- A lesson from Japan’s 2 decades of struggling with deflation is a central bank pays a high price for falling behind the policy curve.
- While discretion might be the better part of valor for the ECB, it is not without its costs.
- To its credit, the ECB does not paint a rosy picture of Europe’s economy in the months ahead.
The European Central Bank’s recent behavior is all too reminiscent of the Bank of Japan’s past passivity in addressing that country’s deflation problems, for which Japan has paid a heavy price. Like the BOJ before it, the ECB is now sitting on its hands, despite the European economy’s continued deterioration and the rising risks of European deflation. This does not bode well for an end to Europe’s longest postwar economic recession or for the early resolution of the European sovereign debt crisis.
To its credit, the ECB does not paint a rosy picture of Europe’s economy in the months ahead. Rather, it envisages that the European economy will contract by around half a percentage point in 2013, after having declined by a similar amount the previous year. The ECB also acknowledges that the risks to its economic outlook are very much to the downside, that any eventual European recovery is likely to be tepid at best, and that the European economic periphery could be particularly hard hit by the continued restriction of bank credit, especially to its small and medium-sized enterprises.
Despite this downbeat assessment of the European economic outlook, the ECB was not prompted to act at its last policy meeting. Nor was it prompted by the fact that core inflation in Europe is now down to barely 1 percent, around half the ECB’s inflation target of “close to but below 2 percent.” Instead, the ECB decided to keep its policy interest rate unchanged and it eschewed any notion of joining the Federal Reserve and the Bank of Japan in another round of quantitative easing.
More troubling than the ECB’s decision not to reduce interest rates is its seeming indifference to the fact that bank credit continues to be cut in the European periphery and that private sector borrowing costs in the periphery remain much higher than in Europe’s core countries. While the ECB recognizes this problem, it takes the view that the primary cause is a shortage of bank capital in the European periphery, which the ECB considers to be beyond its remit. The ECB also doubts the effectiveness of buying asset-backed loans of small and medium-sized enterprises in the periphery, as is now being recommended by an increasing number of private analysts.
A generous assessment of the ECB’s present passive monetary policy stance in the face of a rising risk of a European deflationary trap is that the ECB might be reluctant to be too bold at this stage in the German political cycle. Germany, which is the ECB’s primary shareholder and has a traditional antipathy to monetary policy activism, is scheduled to hold elections on September 22 and the ECB might not want to insert itself into that election.
The ECB decided to keep its policy interest rate unchanged and it eschewed any notion of joining the Federal Reserve and the Bank of Japan in another round of quantitative easing.

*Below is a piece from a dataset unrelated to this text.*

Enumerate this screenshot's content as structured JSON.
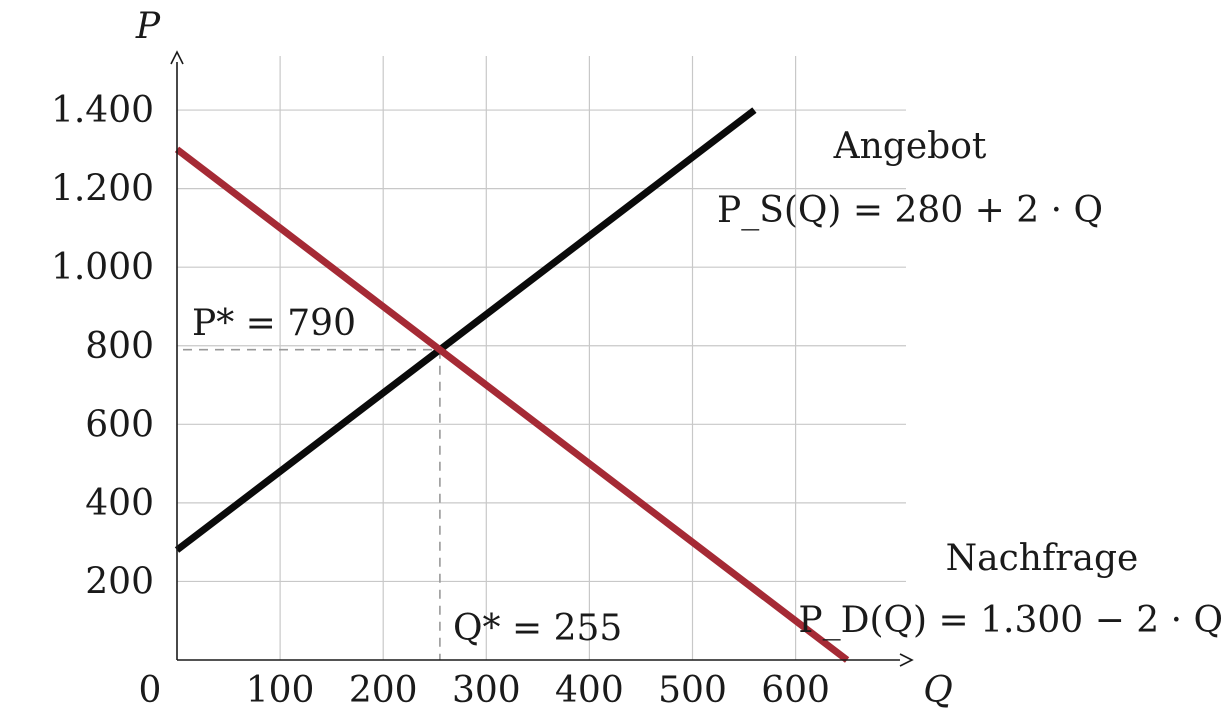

Meanwhile, the German constitutional court is presently considering the merits of a petition claiming that the ECB’s Outright Monetary Transactions (OMT) program is inconsistent with the German constitution’s limits on the Bundesbank’s participation in that program. The petition points out that the OMT program envisages that the ECB could buy unlimited amounts of Italian and Spanish government bonds with maturities of up to three years in order to keep government borrowing costs for those two countries at reasonable levels. Perhaps, then, it is understandable that the ECB is taking the view that it might be better to wait for a more propitious moment in the German political cycle before risking a renewed German controversy on any new ECB policy initiative.
While discretion might be the better part of valor for the ECB, it is not without its costs. Absent bold ECB policy action to get bank credit flowing again and to reduce private sector borrowing costs in the European periphery, it is difficult to see how the periphery can avoid sinking ever deeper into economic recession in the months ahead. After all, the European economic periphery is still being required to implement budget austerity, albeit at a more moderate pace than in 2012, within the straitjacket of the euro. And it is being required to do so at the same time that its external economic environment is deteriorating and that the euro is appreciating against the currencies of Europe’s main trade partners.
The ECB’s present passivity in the face of a distinct deflationary risk could complicate the European debt crisis. A prolonged period of deflation would make the European periphery’s efforts to restore order to its public finances all the more difficult since it would increase its real borrowing cost. Given the fact that countries in the European periphery are flirting with deflation if not already experiencing it, the ECB would be ignoring the risk of a deflationary trap for the European periphery at its peril.
A clear lesson from Japan’s two decades of struggling with deflation is that a central bank pays a very high price for falling behind the policy curve. Hopefully, that lesson will not be lost on the ECB and it will become more proactive in its policy decisionmaking once the German elections are out of the way.